Вновь загремели залпы, словно приветствуя вернувшегося с бранного поля победителя, звучное эхо далеко разносило пенье труб, хлопало на ветру знамя.

Весь этот шум заглушил приветственно шумевшие ели — ветви их колыхались, роняя снег, словно кланяясь Стефе.

Наконец-то в Глембовичах появится хозяйка!

Ее встречали уже как майоратшу.

В голове у Стефы воцарился форменный хаос, мысли беспорядочно клубились, кровь закипала.

Среди ружейных залпов и приветственных криков они миновали каменный мост через ров, въехали под арку, и Вальдемар на всем скаку остановил разгоряченных лошадей перед высоким крыльцом с портиком и колоннами. Лишь теперь только их догнали все остальные сани.

Пан Рудецкий был поражен, он не ожидал, что Глембовичи столь прекрасны. Оказанные Стефе почести взволновали его, и он подумал: «Обида, нанесенная той, вознаграждена. В другом поколении. Видит ли это сейчас она?»

И перед глазами у него встала умирающая старушка.

У колонн Стефу приветствовали слуги. Здесь были и администраторы: управитель Остроженцкий, все практиканты, дворецкий, ловчий и конюший. Выстрелы и трубы умолкли. Во внутреннем дворике заиграл оркестр.

Пан Мачей, думая о том же, что и Рудецкий, вновь увидел юную девушку в белом платье посреди цветущего сада: «Ты вознаграждена. Во втором поколении. Почему же ты не дожила?»

И он вздохнул, словно сбросив наконец с души угнетавшую долгие годы неимоверную тяжесть.

XX

Стефа ошеломленно замерла, увидев приготовленные для нее покои. Три комнаты утопали в цветах. И прекраснее всего был будуар — большой, округлый, обитый золотистым шелком, с инкрустированным потолком. Из центральной розетки свешивался хрустальный светильник. Половина комнаты сплошь из зеркал. Пальмы с веерообразными листьями, бледно-желтые розы в вазах, гиацинты, цветущая мимоза. Все в светлых, пастельных тонах. Пол устилал желтый плюшевый ковер, ноги утопали в нем по щиколотку. Шелковая портьера заслоняла резную кровать из орехового дерева, с отделкой из раковин-жемчужниц.
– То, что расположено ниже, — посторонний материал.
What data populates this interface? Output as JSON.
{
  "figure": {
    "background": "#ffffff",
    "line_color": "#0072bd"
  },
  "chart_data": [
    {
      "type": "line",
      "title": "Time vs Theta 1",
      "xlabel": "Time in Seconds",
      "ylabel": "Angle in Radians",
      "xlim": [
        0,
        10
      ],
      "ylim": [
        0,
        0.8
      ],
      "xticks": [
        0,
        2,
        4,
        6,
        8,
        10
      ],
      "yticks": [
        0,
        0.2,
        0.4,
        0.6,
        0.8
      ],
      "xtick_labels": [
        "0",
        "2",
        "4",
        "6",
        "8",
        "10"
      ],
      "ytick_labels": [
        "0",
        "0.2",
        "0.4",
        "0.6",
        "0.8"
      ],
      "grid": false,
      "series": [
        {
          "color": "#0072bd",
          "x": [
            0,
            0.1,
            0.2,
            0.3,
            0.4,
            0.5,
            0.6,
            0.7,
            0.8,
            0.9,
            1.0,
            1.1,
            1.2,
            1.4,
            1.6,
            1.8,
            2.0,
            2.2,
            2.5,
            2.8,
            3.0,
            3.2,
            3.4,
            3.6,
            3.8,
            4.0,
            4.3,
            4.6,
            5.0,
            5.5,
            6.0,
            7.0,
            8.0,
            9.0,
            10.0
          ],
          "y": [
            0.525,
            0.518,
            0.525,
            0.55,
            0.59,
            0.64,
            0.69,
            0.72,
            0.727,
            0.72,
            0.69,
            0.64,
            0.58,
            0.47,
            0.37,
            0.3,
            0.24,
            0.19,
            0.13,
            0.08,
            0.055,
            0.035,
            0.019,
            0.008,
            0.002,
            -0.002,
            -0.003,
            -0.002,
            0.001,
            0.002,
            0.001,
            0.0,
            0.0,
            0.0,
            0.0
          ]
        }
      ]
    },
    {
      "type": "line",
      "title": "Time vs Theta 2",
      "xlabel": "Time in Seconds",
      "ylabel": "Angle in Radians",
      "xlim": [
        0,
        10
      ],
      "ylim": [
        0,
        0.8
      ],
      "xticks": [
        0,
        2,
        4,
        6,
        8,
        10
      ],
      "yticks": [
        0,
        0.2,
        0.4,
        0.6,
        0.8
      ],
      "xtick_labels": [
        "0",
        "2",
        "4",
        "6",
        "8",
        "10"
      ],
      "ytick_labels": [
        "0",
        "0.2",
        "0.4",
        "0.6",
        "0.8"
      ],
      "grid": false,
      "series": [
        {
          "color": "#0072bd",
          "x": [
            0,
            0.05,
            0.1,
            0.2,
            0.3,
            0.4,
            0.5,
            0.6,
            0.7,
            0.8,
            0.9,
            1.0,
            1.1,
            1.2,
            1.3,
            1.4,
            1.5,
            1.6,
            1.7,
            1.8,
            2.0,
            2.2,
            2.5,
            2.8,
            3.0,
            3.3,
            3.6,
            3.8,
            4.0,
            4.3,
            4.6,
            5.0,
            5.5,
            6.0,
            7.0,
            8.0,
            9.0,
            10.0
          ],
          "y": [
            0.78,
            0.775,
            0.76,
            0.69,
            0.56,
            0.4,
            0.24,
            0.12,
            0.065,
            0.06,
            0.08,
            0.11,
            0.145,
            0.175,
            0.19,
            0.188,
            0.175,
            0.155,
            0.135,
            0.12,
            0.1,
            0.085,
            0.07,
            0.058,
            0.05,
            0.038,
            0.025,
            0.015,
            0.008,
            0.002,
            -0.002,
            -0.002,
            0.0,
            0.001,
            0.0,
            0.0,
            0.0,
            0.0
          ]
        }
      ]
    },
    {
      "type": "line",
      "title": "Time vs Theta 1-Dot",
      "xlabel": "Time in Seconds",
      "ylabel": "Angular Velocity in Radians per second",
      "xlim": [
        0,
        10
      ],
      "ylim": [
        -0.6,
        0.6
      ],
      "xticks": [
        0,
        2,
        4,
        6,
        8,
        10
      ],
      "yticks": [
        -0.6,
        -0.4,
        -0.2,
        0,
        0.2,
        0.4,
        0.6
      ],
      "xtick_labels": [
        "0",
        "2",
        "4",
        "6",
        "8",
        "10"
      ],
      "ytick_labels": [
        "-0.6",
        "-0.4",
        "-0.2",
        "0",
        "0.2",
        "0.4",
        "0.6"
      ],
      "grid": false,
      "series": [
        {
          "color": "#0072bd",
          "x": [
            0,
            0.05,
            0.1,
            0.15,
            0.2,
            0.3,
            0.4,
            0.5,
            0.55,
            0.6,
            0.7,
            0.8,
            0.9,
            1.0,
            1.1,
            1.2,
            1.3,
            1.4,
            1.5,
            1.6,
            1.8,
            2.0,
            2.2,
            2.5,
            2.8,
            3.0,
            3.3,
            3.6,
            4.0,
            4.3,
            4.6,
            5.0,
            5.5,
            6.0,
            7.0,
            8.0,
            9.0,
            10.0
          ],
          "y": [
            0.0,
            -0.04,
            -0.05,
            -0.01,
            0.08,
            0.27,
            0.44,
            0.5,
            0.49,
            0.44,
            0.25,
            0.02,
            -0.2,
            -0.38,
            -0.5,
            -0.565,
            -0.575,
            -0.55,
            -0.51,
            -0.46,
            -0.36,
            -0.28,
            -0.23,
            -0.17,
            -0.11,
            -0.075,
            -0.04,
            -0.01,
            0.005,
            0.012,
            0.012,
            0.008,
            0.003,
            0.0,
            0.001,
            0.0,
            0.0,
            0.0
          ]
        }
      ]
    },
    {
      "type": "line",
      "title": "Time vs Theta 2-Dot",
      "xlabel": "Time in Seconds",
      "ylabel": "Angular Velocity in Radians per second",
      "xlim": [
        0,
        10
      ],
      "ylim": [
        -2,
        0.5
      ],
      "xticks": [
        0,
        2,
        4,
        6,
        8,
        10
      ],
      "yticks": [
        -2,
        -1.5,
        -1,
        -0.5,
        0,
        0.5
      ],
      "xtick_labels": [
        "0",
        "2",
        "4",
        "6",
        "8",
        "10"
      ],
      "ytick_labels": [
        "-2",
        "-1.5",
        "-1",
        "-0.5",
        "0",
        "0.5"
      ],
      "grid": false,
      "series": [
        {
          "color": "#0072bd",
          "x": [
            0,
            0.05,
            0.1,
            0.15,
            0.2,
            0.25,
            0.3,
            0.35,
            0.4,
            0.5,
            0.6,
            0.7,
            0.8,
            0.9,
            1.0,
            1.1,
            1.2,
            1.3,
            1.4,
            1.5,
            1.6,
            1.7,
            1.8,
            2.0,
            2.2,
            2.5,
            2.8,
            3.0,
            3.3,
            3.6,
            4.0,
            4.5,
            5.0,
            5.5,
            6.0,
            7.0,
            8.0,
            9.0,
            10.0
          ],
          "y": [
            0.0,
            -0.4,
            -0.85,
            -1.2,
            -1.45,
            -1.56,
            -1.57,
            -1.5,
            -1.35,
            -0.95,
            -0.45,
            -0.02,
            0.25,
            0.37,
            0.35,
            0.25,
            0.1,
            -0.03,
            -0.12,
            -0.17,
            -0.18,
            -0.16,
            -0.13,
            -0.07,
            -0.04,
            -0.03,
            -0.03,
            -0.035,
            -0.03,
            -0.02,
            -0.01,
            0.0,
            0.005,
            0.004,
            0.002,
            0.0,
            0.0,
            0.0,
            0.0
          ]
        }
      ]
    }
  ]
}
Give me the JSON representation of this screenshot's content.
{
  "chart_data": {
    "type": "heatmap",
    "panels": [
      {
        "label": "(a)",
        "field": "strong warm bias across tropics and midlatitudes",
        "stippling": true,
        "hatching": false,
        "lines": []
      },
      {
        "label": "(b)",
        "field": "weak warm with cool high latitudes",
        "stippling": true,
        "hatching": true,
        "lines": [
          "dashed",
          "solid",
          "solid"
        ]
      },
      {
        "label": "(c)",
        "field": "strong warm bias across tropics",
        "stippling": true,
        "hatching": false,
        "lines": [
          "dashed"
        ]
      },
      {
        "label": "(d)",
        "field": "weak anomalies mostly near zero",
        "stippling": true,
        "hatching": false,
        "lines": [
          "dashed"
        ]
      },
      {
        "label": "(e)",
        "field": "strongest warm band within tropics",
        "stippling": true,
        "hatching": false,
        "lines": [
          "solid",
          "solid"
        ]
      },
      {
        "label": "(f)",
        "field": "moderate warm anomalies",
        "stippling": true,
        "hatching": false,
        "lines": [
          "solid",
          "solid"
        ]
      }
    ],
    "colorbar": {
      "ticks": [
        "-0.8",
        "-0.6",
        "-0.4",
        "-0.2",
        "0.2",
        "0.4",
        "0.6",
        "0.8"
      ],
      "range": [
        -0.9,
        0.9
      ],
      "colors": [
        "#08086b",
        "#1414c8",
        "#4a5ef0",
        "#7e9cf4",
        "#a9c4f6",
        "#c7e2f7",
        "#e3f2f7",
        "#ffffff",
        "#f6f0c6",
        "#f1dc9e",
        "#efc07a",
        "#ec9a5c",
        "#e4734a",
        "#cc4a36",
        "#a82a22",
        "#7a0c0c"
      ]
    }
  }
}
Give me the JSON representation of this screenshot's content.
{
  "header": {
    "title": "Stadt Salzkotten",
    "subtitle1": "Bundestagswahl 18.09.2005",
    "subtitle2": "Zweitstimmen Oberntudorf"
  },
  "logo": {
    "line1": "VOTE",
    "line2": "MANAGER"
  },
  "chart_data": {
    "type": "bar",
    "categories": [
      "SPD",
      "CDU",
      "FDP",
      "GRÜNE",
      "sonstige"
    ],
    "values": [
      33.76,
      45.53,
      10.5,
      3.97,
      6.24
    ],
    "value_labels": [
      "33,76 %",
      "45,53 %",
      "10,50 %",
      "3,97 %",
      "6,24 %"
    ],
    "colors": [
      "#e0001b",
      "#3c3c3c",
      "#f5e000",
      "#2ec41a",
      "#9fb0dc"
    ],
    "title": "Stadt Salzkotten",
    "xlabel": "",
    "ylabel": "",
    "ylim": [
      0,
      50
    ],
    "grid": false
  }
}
Повсюду — белые розы и пунцовые гвоздики.

Гардеробная, вся белоснежная, словно из фарфора, и примыкавшая к ней ванная светились незамутненной белизной алебастра, мрамором ванны, серебром кранов; нежные лиловые ирисы стояли в чеканных ванночках, в серебряных кувшинах, в высоких хрустальных вазах.

Словно во сне, Стефа оглядывалась вокруг, слушая почтительный щебет приставленной к ней для услуг «гофмейстерессы» здешнего двора пани Шалиньской, которую все здесь звали Шалися. Старушка служила еще у матери майората. От нее Стефа узнала, что эти покои когда-то занимала пани Идалия, будущая баронесса Эльзоновская, но теперь пан майорат велел их полностью переделать.

Старушка со своими учтивыми поклонами и гримасами выглядела совершеннейшей придворной дамой в стиле венских императоров. Она очень гордилась своей новой ролью при невесте майората.

Стефа ей понравилась, но Шалися все же шепнула на ухо камердинеру, что паненка, надо полагать, происходит не из благородных, потому что ничуточки не гордая:

— Уж из каких там ясновельможных…

На что камердинер Анджей отрицательно покачал головой:

— Уж не скажите! Не знаю, как там насчет вельможных, а вот яснее точно в замке стало, как только она приехала, так прояснилось! Пан майорат искал, искал… и нашел не графиню, зато красотку.